Washington Post Co. may sell its downtown headquarters to relocate to a property that will make its operations more efficient, following similar moves by newspaper companies throughout the U.S.
“Once we removed the presses from this building over 10 years ago, we were no longer tied to this particular location,” Publisher Katharine Weymouth said in a memo to employees today. “Our goal is to give us a more modern, bright, open and efficient building.”
As newspaper owners struggle with plunging circulation and advertising spending at a six-decade low, many are selling their downtown buildings to take advantage of a real estate recovery. The Washington Post is likely to find strong buyer demand for its headquarters, said Dan Fasulo, managing director at property-research firm Real Capital Analytics Inc.
“The D.C. office market was the leader in the recovery over the past few years,” Fasulo said in a telephone interview. “Any time you are a stone’s throw away from the White House, you’ll draw great interest from developers.”
Other companies have sought to profit from their property holdings. New York Times Co. in 2009 sold the space it occupies in its Manhattan headquarters for $225 million to pay debt and leased it back. The newspaper moved to the building in July 2007 after selling its former headquarters to Tishman Speyer Properties LP for $175 million in 2004.
A.H. Belo Corp., based in Dallas, is trying to sell the main offices of its Providence Journal in Rhode Island and adjacent lots, and USA Today owner Gannett Co. has put the Des Moines Register’s Iowa building on the market and is evaluating options for its Virginia headquarters.
Washington Post Co. is working to contain its costs as its namesake newspaper struggles to keep readers and advertisers. Its average weekday circulation dropped to 471,200 in the first nine months of last year, down 9.2 percent from a year earlier, while its print advertising revenue fell 14 percent to $160.7 million.
The company relies primarily on Kaplan, its for-profit education unit, which accounts for almost 60 percent of annual sales. Its publishing business brings in 15.5 percent of sales.
Washington Post Co. hired Studley Inc. and JM Zell Partners Ltd. as its real estate advisers, Weymouth said. They will seek buyers and identify sites for relocation, she said. The building is at 1150 15th Street NW in Washington.
Advertising expenditures for print and online media in the U.S. have fallen every quarter since the start of 2007, according to the Newspaper Association of America. Advertising revenue totaled an estimated $19 billion in 2012, the lowest when adjusted for inflation since at least 1950, according to data compiled by Mark Perry, an economics and finance professor at the University of Michigan-Flint who tracks newspaper advertising. Daily circulation volume dropped 12 percent between 2007 and 2011.

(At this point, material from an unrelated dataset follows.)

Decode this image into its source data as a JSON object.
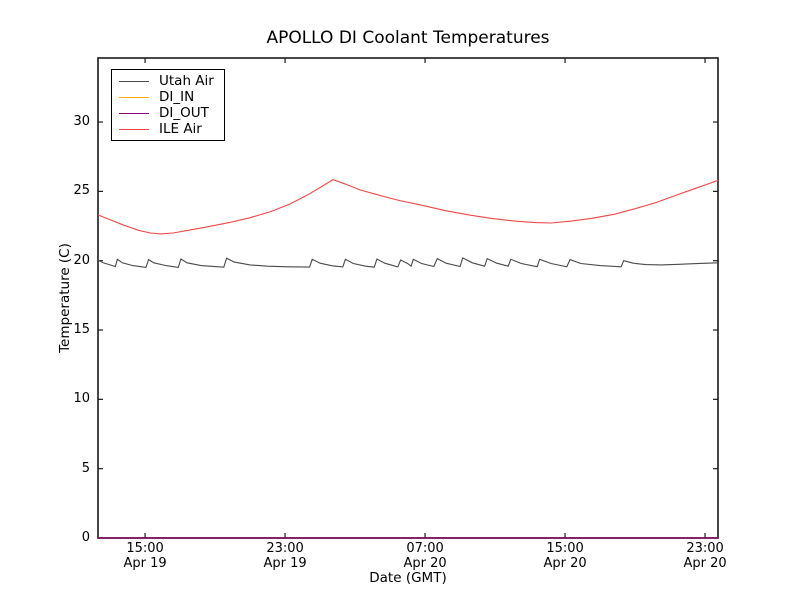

Commercial-property values, meanwhile, are on the rise, particularly in the urban areas where newspapers tend to be based. U.S. prices climbed 7 percent last year and are, on average, within “a few percentage points” of their 2007 highs, according to a January report from Green Street Advisors Inc., a Newport Beach, California-based property-research firm.
In Washington, the average price for office space was $478 a square foot last year, down 3 percent from 2011, according to New York-based Real Capital. That compares with a 4 percent increase to $232 a square foot nationwide.
The price for the Washington Post’s headquarters is “just a matter of how much the investment community wants to spend, given that most government agencies are contracting and office prices in the D.C. market have cooled over the past six months,” said Fasulo of Real Capital.
Washington Post Co. rose less than 1 percent to $388.44 at the close in New York. The shares are little changed over the past year, compared with a 14 percent increase in the Standard & Poor’s 500 Index.